The good news for me finally came last week when, ironically on the day of the General Election, I got the call to say I would finally be getting some psychotherapy for my ongoing struggle with depression. After a mere six months of waiting, just to be seen, I’ve got someone to talk to, listen to and, hopefully, be treated by and I am going to write about it.

I’m not going to go into huge detail, but I am going to record the salient bits because I am a man on a mission. I have publicly “come out” as a depressive so I shall inform my loyal reader as to what happens.

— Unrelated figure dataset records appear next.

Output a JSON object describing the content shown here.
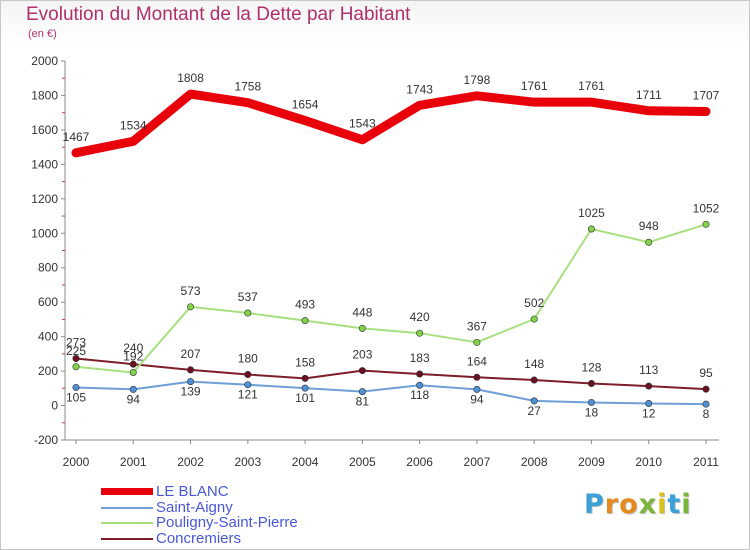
{
  "title": "Evolution du Montant de la Dette par Habitant",
  "unit": "(en €)",
  "logo": {
    "text": "Proxiti",
    "letters": [
      "P",
      "r",
      "o",
      "x",
      "i",
      "t",
      "i"
    ],
    "colors": [
      "#3aa0d8",
      "#e58a1f",
      "#e58a1f",
      "#7ab43a",
      "#d8c21a",
      "#3aa0d8",
      "#7ab43a"
    ]
  },
  "chart_data": {
    "type": "line",
    "x": [
      "2000",
      "2001",
      "2002",
      "2003",
      "2004",
      "2005",
      "2006",
      "2007",
      "2008",
      "2009",
      "2010",
      "2011"
    ],
    "ylim": [
      -200,
      2000
    ],
    "yticks": [
      -200,
      0,
      200,
      400,
      600,
      800,
      1000,
      1200,
      1400,
      1600,
      1800,
      2000
    ],
    "grid": false,
    "legend_position": "bottom-left",
    "series": [
      {
        "name": "LE BLANC",
        "values": [
          1467,
          1534,
          1808,
          1758,
          1654,
          1543,
          1743,
          1798,
          1761,
          1761,
          1711,
          1707
        ],
        "color": "#e8000b",
        "width": 9,
        "marker": false
      },
      {
        "name": "Saint-Aigny",
        "values": [
          105,
          94,
          139,
          121,
          101,
          81,
          118,
          94,
          27,
          18,
          12,
          8
        ],
        "color": "#6f9fd6",
        "width": 2,
        "marker": true,
        "marker_color": "#4f91d4"
      },
      {
        "name": "Pouligny-Saint-Pierre",
        "values": [
          225,
          192,
          573,
          537,
          493,
          448,
          420,
          367,
          502,
          1025,
          948,
          1052
        ],
        "color": "#a8e080",
        "width": 2,
        "marker": true,
        "marker_color": "#82d24a"
      },
      {
        "name": "Concremiers",
        "values": [
          273,
          240,
          207,
          180,
          158,
          203,
          183,
          164,
          148,
          128,
          113,
          95
        ],
        "color": "#7d1e2a",
        "width": 2,
        "marker": true,
        "marker_color": "#6a1020"
      }
    ]
  }
}
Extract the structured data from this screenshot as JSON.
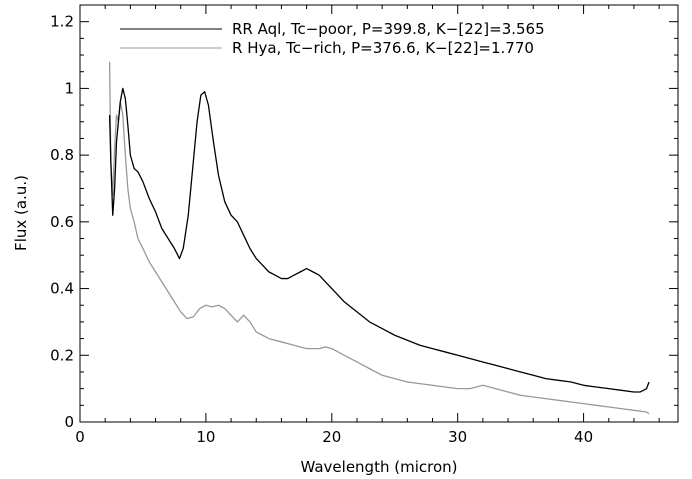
{
  "chart_data": {
    "type": "line",
    "title": "",
    "xlabel": "Wavelength (micron)",
    "ylabel": "Flux (a.u.)",
    "xlim": [
      0,
      47.5
    ],
    "ylim": [
      0,
      1.25
    ],
    "xticks": [
      0,
      10,
      20,
      30,
      40
    ],
    "yticks": [
      0,
      0.2,
      0.4,
      0.6,
      0.8,
      1,
      1.2
    ],
    "ytick_labels": [
      "0",
      "0.2",
      "0.4",
      "0.6",
      "0.8",
      "1",
      "1.2"
    ],
    "grid": false,
    "legend_position": "top-right",
    "series": [
      {
        "name": "RR Aql, Tc−poor, P=399.8, K−[22]=3.565",
        "color": "#000000",
        "x": [
          2.35,
          2.45,
          2.6,
          2.75,
          2.9,
          3.05,
          3.2,
          3.4,
          3.6,
          3.8,
          4.0,
          4.3,
          4.6,
          5.0,
          5.5,
          6.0,
          6.5,
          7.0,
          7.5,
          7.9,
          8.2,
          8.6,
          9.0,
          9.3,
          9.6,
          9.9,
          10.2,
          10.6,
          11.0,
          11.5,
          12.0,
          12.5,
          13.0,
          13.5,
          14.0,
          14.5,
          15.0,
          15.5,
          16.0,
          16.5,
          17.0,
          17.5,
          18.0,
          18.5,
          19.0,
          19.5,
          20.0,
          21.0,
          22.0,
          23.0,
          24.0,
          25.0,
          26.0,
          27.0,
          28.0,
          29.0,
          30.0,
          31.0,
          32.0,
          33.0,
          34.0,
          35.0,
          36.0,
          37.0,
          38.0,
          39.0,
          40.0,
          41.0,
          42.0,
          43.0,
          44.0,
          44.5,
          45.0,
          45.2
        ],
        "y": [
          0.92,
          0.78,
          0.62,
          0.7,
          0.84,
          0.9,
          0.96,
          1.0,
          0.97,
          0.89,
          0.8,
          0.76,
          0.75,
          0.72,
          0.67,
          0.63,
          0.58,
          0.55,
          0.52,
          0.49,
          0.52,
          0.62,
          0.78,
          0.9,
          0.98,
          0.99,
          0.95,
          0.84,
          0.74,
          0.66,
          0.62,
          0.6,
          0.56,
          0.52,
          0.49,
          0.47,
          0.45,
          0.44,
          0.43,
          0.43,
          0.44,
          0.45,
          0.46,
          0.45,
          0.44,
          0.42,
          0.4,
          0.36,
          0.33,
          0.3,
          0.28,
          0.26,
          0.245,
          0.23,
          0.22,
          0.21,
          0.2,
          0.19,
          0.18,
          0.17,
          0.16,
          0.15,
          0.14,
          0.13,
          0.125,
          0.12,
          0.11,
          0.105,
          0.1,
          0.095,
          0.09,
          0.09,
          0.1,
          0.12
        ]
      },
      {
        "name": "R Hya, Tc−rich, P=376.6, K−[22]=1.770",
        "color": "#999999",
        "x": [
          2.35,
          2.45,
          2.6,
          2.75,
          2.9,
          3.05,
          3.2,
          3.4,
          3.6,
          3.8,
          4.0,
          4.3,
          4.6,
          5.0,
          5.5,
          6.0,
          6.5,
          7.0,
          7.5,
          8.0,
          8.5,
          9.0,
          9.5,
          10.0,
          10.5,
          11.0,
          11.5,
          12.0,
          12.5,
          13.0,
          13.5,
          14.0,
          14.5,
          15.0,
          16.0,
          17.0,
          18.0,
          19.0,
          19.5,
          20.0,
          21.0,
          22.0,
          23.0,
          24.0,
          25.0,
          26.0,
          27.0,
          28.0,
          29.0,
          30.0,
          31.0,
          32.0,
          33.0,
          34.0,
          35.0,
          36.0,
          37.0,
          38.0,
          39.0,
          40.0,
          41.0,
          42.0,
          43.0,
          44.0,
          45.0,
          45.2
        ],
        "y": [
          1.08,
          0.78,
          0.68,
          0.82,
          0.92,
          0.9,
          0.96,
          0.92,
          0.8,
          0.7,
          0.64,
          0.6,
          0.55,
          0.52,
          0.48,
          0.45,
          0.42,
          0.39,
          0.36,
          0.33,
          0.31,
          0.315,
          0.34,
          0.35,
          0.345,
          0.35,
          0.34,
          0.32,
          0.3,
          0.32,
          0.3,
          0.27,
          0.26,
          0.25,
          0.24,
          0.23,
          0.22,
          0.22,
          0.225,
          0.22,
          0.2,
          0.18,
          0.16,
          0.14,
          0.13,
          0.12,
          0.115,
          0.11,
          0.105,
          0.1,
          0.1,
          0.11,
          0.1,
          0.09,
          0.08,
          0.075,
          0.07,
          0.065,
          0.06,
          0.055,
          0.05,
          0.045,
          0.04,
          0.035,
          0.03,
          0.025
        ]
      }
    ]
  }
}
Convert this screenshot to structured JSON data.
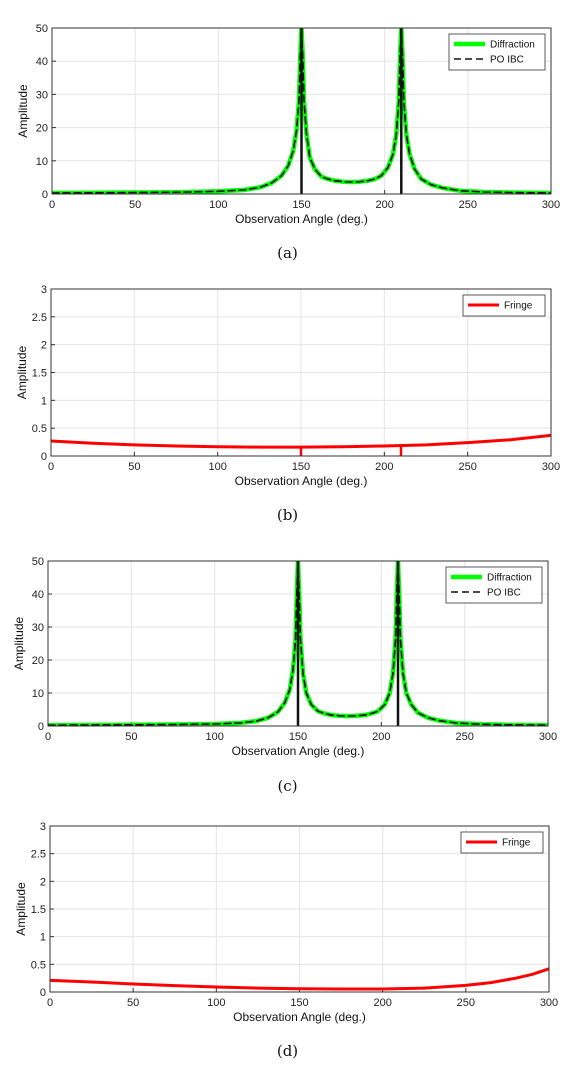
{
  "chart_data": [
    {
      "type": "line",
      "caption": "(a)",
      "xlabel": "Observation Angle (deg.)",
      "ylabel": "Amplitude",
      "xlim": [
        0,
        300
      ],
      "ylim": [
        0,
        50
      ],
      "xticks": [
        "0",
        "50",
        "100",
        "150",
        "200",
        "250",
        "300"
      ],
      "yticks": [
        "0",
        "10",
        "20",
        "30",
        "40",
        "50"
      ],
      "grid": true,
      "legend_position": "top-right",
      "series": [
        {
          "name": "Diffraction",
          "color": "#00ff00",
          "style": "solid",
          "x": [
            0,
            25,
            50,
            75,
            100,
            115,
            125,
            132,
            138,
            142,
            145,
            147,
            148.5,
            149.3,
            150,
            150.7,
            151.5,
            153,
            155,
            158,
            162,
            166,
            170,
            175,
            180,
            185,
            190,
            194,
            198,
            202,
            205,
            207,
            208.5,
            209.3,
            210,
            210.7,
            211.5,
            213,
            215,
            218,
            222,
            228,
            235,
            245,
            260,
            275,
            300
          ],
          "y": [
            0.3,
            0.35,
            0.45,
            0.55,
            0.8,
            1.2,
            2.0,
            3.3,
            5.5,
            8.5,
            13,
            19,
            28,
            42,
            50,
            42,
            28,
            18,
            11,
            7.5,
            5.2,
            4.5,
            4.0,
            3.7,
            3.6,
            3.7,
            4.0,
            4.5,
            5.5,
            8.0,
            12,
            18,
            28,
            42,
            50,
            42,
            28,
            18,
            12,
            7.5,
            4.5,
            2.8,
            1.8,
            1.0,
            0.6,
            0.45,
            0.3
          ]
        },
        {
          "name": "PO IBC",
          "color": "#111111",
          "style": "dashed",
          "x": [
            0,
            25,
            50,
            75,
            100,
            115,
            125,
            132,
            138,
            142,
            145,
            147,
            148.5,
            149.3,
            150,
            150.7,
            151.5,
            153,
            155,
            158,
            162,
            166,
            170,
            175,
            180,
            185,
            190,
            194,
            198,
            202,
            205,
            207,
            208.5,
            209.3,
            210,
            210.7,
            211.5,
            213,
            215,
            218,
            222,
            228,
            235,
            245,
            260,
            275,
            300
          ],
          "y": [
            0.3,
            0.35,
            0.45,
            0.55,
            0.8,
            1.2,
            2.0,
            3.3,
            5.5,
            8.5,
            13,
            19,
            28,
            42,
            50,
            42,
            28,
            18,
            11,
            7.5,
            5.2,
            4.5,
            4.0,
            3.7,
            3.6,
            3.7,
            4.0,
            4.5,
            5.5,
            8.0,
            12,
            18,
            28,
            42,
            50,
            42,
            28,
            18,
            12,
            7.5,
            4.5,
            2.8,
            1.8,
            1.0,
            0.6,
            0.45,
            0.3
          ]
        }
      ],
      "vlines": [
        {
          "x": 150,
          "y0": 0,
          "y1": 50,
          "color": "#111111"
        },
        {
          "x": 210,
          "y0": 0,
          "y1": 50,
          "color": "#111111"
        }
      ]
    },
    {
      "type": "line",
      "caption": "(b)",
      "xlabel": "Observation Angle (deg.)",
      "ylabel": "Amplitude",
      "xlim": [
        0,
        300
      ],
      "ylim": [
        0,
        3
      ],
      "xticks": [
        "0",
        "50",
        "100",
        "150",
        "200",
        "250",
        "300"
      ],
      "yticks": [
        "0",
        "0.5",
        "1",
        "1.5",
        "2",
        "2.5",
        "3"
      ],
      "grid": true,
      "legend_position": "top-right",
      "series": [
        {
          "name": "Fringe",
          "color": "#ff0000",
          "style": "solid",
          "x": [
            0,
            25,
            50,
            75,
            100,
            125,
            150,
            175,
            200,
            225,
            250,
            275,
            300
          ],
          "y": [
            0.27,
            0.23,
            0.2,
            0.18,
            0.165,
            0.16,
            0.16,
            0.165,
            0.18,
            0.2,
            0.24,
            0.29,
            0.37
          ]
        }
      ],
      "vlines": [
        {
          "x": 150,
          "y0": 0,
          "y1": 0.16,
          "color": "#ff0000"
        },
        {
          "x": 210,
          "y0": 0,
          "y1": 0.18,
          "color": "#ff0000"
        }
      ]
    },
    {
      "type": "line",
      "caption": "(c)",
      "xlabel": "Observation Angle (deg.)",
      "ylabel": "Amplitude",
      "xlim": [
        0,
        300
      ],
      "ylim": [
        0,
        50
      ],
      "xticks": [
        "0",
        "50",
        "100",
        "150",
        "200",
        "250",
        "300"
      ],
      "yticks": [
        "0",
        "10",
        "20",
        "30",
        "40",
        "50"
      ],
      "grid": true,
      "legend_position": "top-right",
      "series": [
        {
          "name": "Diffraction",
          "color": "#00ff00",
          "style": "solid",
          "x": [
            0,
            25,
            50,
            75,
            100,
            115,
            125,
            132,
            138,
            142,
            145,
            147,
            148.5,
            149.3,
            150,
            150.7,
            151.5,
            153,
            155,
            158,
            162,
            166,
            170,
            175,
            180,
            185,
            190,
            194,
            198,
            202,
            205,
            207,
            208.5,
            209.3,
            210,
            210.7,
            211.5,
            213,
            215,
            218,
            222,
            228,
            235,
            245,
            260,
            275,
            300
          ],
          "y": [
            0.25,
            0.3,
            0.35,
            0.45,
            0.6,
            0.9,
            1.5,
            2.5,
            4.3,
            7.0,
            11,
            17,
            26,
            40,
            50,
            40,
            26,
            16,
            10,
            6.5,
            4.5,
            3.8,
            3.3,
            3.1,
            3.0,
            3.1,
            3.3,
            3.8,
            4.5,
            6.5,
            10,
            16,
            26,
            40,
            50,
            40,
            26,
            16,
            10,
            6.5,
            4.0,
            2.5,
            1.6,
            0.9,
            0.5,
            0.35,
            0.25
          ]
        },
        {
          "name": "PO IBC",
          "color": "#111111",
          "style": "dashed",
          "x": [
            0,
            25,
            50,
            75,
            100,
            115,
            125,
            132,
            138,
            142,
            145,
            147,
            148.5,
            149.3,
            150,
            150.7,
            151.5,
            153,
            155,
            158,
            162,
            166,
            170,
            175,
            180,
            185,
            190,
            194,
            198,
            202,
            205,
            207,
            208.5,
            209.3,
            210,
            210.7,
            211.5,
            213,
            215,
            218,
            222,
            228,
            235,
            245,
            260,
            275,
            300
          ],
          "y": [
            0.25,
            0.3,
            0.35,
            0.45,
            0.6,
            0.9,
            1.5,
            2.5,
            4.3,
            7.0,
            11,
            17,
            26,
            40,
            50,
            40,
            26,
            16,
            10,
            6.5,
            4.5,
            3.8,
            3.3,
            3.1,
            3.0,
            3.1,
            3.3,
            3.8,
            4.5,
            6.5,
            10,
            16,
            26,
            40,
            50,
            40,
            26,
            16,
            10,
            6.5,
            4.0,
            2.5,
            1.6,
            0.9,
            0.5,
            0.35,
            0.25
          ]
        }
      ],
      "vlines": [
        {
          "x": 150,
          "y0": 0,
          "y1": 50,
          "color": "#111111"
        },
        {
          "x": 210,
          "y0": 0,
          "y1": 50,
          "color": "#111111"
        }
      ]
    },
    {
      "type": "line",
      "caption": "(d)",
      "xlabel": "Observation Angle (deg.)",
      "ylabel": "Amplitude",
      "xlim": [
        0,
        300
      ],
      "ylim": [
        0,
        3
      ],
      "xticks": [
        "0",
        "50",
        "100",
        "150",
        "200",
        "250",
        "300"
      ],
      "yticks": [
        "0",
        "0.5",
        "1",
        "1.5",
        "2",
        "2.5",
        "3"
      ],
      "grid": true,
      "legend_position": "top-right",
      "series": [
        {
          "name": "Fringe",
          "color": "#ff0000",
          "style": "solid",
          "x": [
            0,
            25,
            50,
            75,
            100,
            125,
            150,
            175,
            200,
            225,
            250,
            265,
            280,
            290,
            300
          ],
          "y": [
            0.21,
            0.18,
            0.145,
            0.115,
            0.09,
            0.07,
            0.06,
            0.055,
            0.055,
            0.07,
            0.12,
            0.17,
            0.25,
            0.32,
            0.42
          ]
        }
      ],
      "vlines": []
    }
  ]
}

I am have wondered why I bothered to come out. It’s not a matter of self-pity, that’s for sure, although the ignorant often look at us as if that’s why we struggle. And it’s certainly not a matter of “Oh look at me: I’ve got depression! Isn’t that trendy?” I think it’s partly because I know there are a lot of people who spend their lives under the shadow of the black dog but they never say or do anything about it. The world, I believe, is full of “happy depressives”, who keep it to themselves because of the undoubted stigma that remains. They fear for the consequences if their employer got to find out they were mentally ill, they fear that, if they are not currently working, their chances of finding work would diminish. And I think they are right to fear it too because there is a deeply negative but ingrained view among many that depression is merely being fed up, that we should “snap out of it” and that if you suffer from it, you couldn’t possibly be trusted to carry out a job, certainly not as an airline pilot. I mean, just look at that Germanwings co-pilot. Anyone pilot with depression would have done what he did was the suggestion from the red tops.

I have an idea what’s going to happen at my treatment. I will provide daylight mood charts, I will be counselled about my life and we will try to get to the root of my issues. I know because I have been doing this since I was 13. It’s a shame that we’ve not found the answer, but I am willing to give it another try. I envy those for whom treatment has worked and seemingly had the black dog put down forever. I cannot imagine how good it must feel. My illness usually goes into a type of remission after treatment, before I sink back into it again. Since my last period of therapy, my medication has not ceased: it’s doubled and I know I could not function in any meaningful way without it.

So I am going to talk about my unhappy childhood, my poor background, my dismal academic career (I might as well have stayed at home instead of attending secondary school for all the good it did) and a lifetime of hopeless underachievement and failure. And I am going along with a prepared agenda in my mind that this will be another temporary fix and that in a couple of years and after another shedload of anti-depressants, I’ll be doing this all over again.

None of this is in any way to suggest I am not positive about it, otherwise I wouldn’t have asked for treatment in the first place, but I have been here before and I’m still the same.

And I’m going to write about it because I don’t care who knows. I don’t care who knows and I want anyone else who is going through mental turmoil to know that there is, if you are prepared to sit on an ever-lengthening NHS waiting list for six months or longer, something out there for you, beyond medication alone.